American Gods by Neil Gaiman

This book is amazing. It has joined my list of books I can read repeatedly, without boredom. This brings the list up to five. What else can I say? The gods live among us as people, but retaining their mythical powers. As long as their believers believe, they are powerful; otherwise, they fade. Or some mechanic like that. It's a meta-mythology encompassing everything. I am addicted to anything meta; this book is fantastic.


Spin by Robert Charles Wilson

Modern, epic space confusion. The stars and moon vanish. Time is dilated. We attempt to terraform and settle Mars. The universe hurtles towards its cold, collapsing end. Doomsday cults abound, flourish, collapse themselves before doomsday comes. Humans are, perhaps, being kept like zoo animals by some much more powerful aliens? ... with a satisfying conclusion.

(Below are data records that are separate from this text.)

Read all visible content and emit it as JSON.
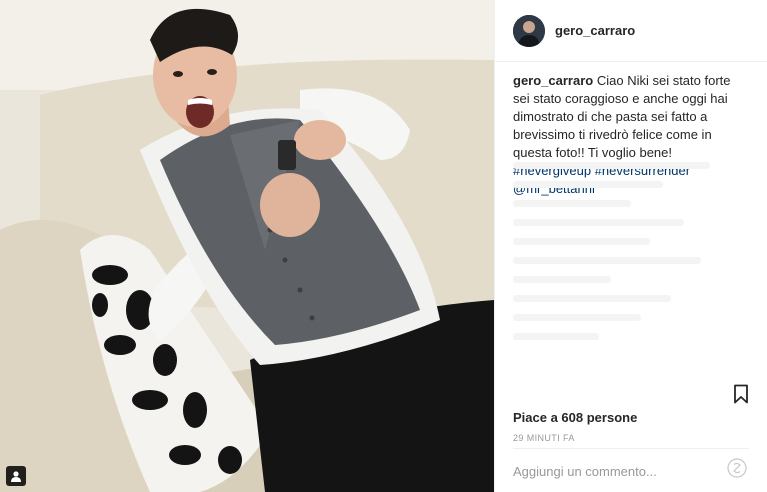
{
  "post": {
    "username": "gero_carraro",
    "follow_hint": "",
    "caption": {
      "username": "gero_carraro",
      "text": "Ciao Niki sei stato forte sei stato coraggioso e anche oggi hai dimostrato di che pasta sei fatto a brevissimo ti rivedrò felice come in questa foto!! Ti voglio bene!",
      "hashtag1": "#nevergiveup",
      "hashtag2": "#neversurrender",
      "mention": "@mr_bettarini"
    },
    "likes": "Piace a 608 persone",
    "time": "29 MINUTI FA",
    "comment_placeholder": "Aggiungi un commento...",
    "icons": {
      "bookmark": "bookmark-icon",
      "more": "more-options-icon",
      "tag": "user-tag-icon"
    },
    "colors": {
      "link": "#003569",
      "text": "#262626",
      "muted": "#999999"
    }
  }
}
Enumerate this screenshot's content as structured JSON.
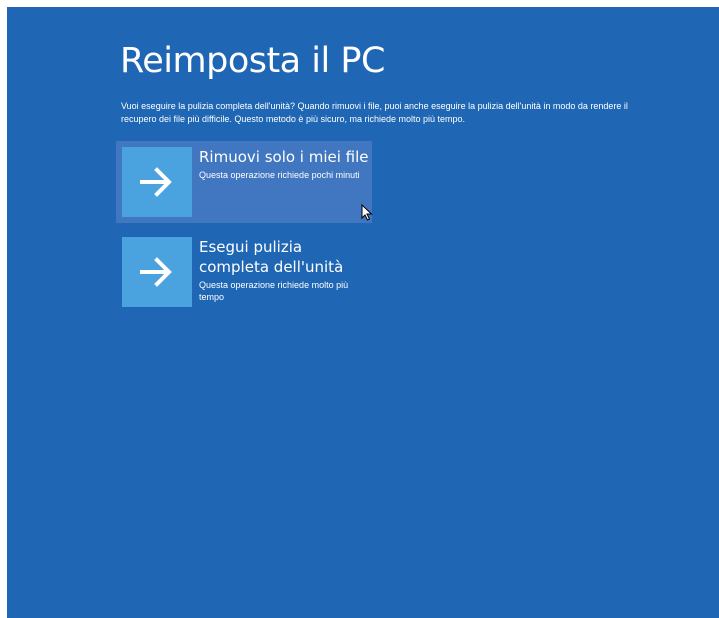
{
  "page": {
    "title": "Reimposta il PC",
    "description": "Vuoi eseguire la pulizia completa dell'unità? Quando rimuovi i file, puoi anche eseguire la pulizia dell'unità in modo da rendere il recupero dei file più difficile. Questo metodo è più sicuro, ma richiede molto più tempo."
  },
  "options": [
    {
      "title": "Rimuovi solo i miei file",
      "description": "Questa operazione richiede pochi minuti",
      "icon": "arrow-right-icon",
      "hovered": true
    },
    {
      "title": "Esegui pulizia completa dell'unità",
      "description": "Questa operazione richiede molto più tempo",
      "icon": "arrow-right-icon",
      "hovered": false
    }
  ],
  "colors": {
    "background": "#1f67b4",
    "tile": "#4aa3df",
    "hover": "#4176c0",
    "text": "#ffffff"
  }
}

Mistborn by Brandon Sanderson

Cool premise of a typical medieval-era world. A little of an alchemical tinge, but also magic and fantasy. A favored upper class enforces the dictates of an omniscient, omnipotent dictator in oppressing a slave class. The slaves rise! -- of course. This book was very enjoyable, and I was glad to discover that it has several sequels. So many puzzles were solved, so many (ominous) questions remain unanswered...



Gray by Jon Armstrong.

A short, cute novel. It was under 300 pages long, though, and it never really fleshed out any ideas in that space. The readers shared with the protagonist a certain scattered perception of events. I found this frustrating, right up until the end. It felt like the protagonist was willfully unobservant in order to prevent the author from describing things which might give away important clues to the readers.


This post's theme ability: reading. Close runners-up: flying, seeing in black-and-white, telling the future, traveing between parallel universes, and crazy ninja fighting tactics.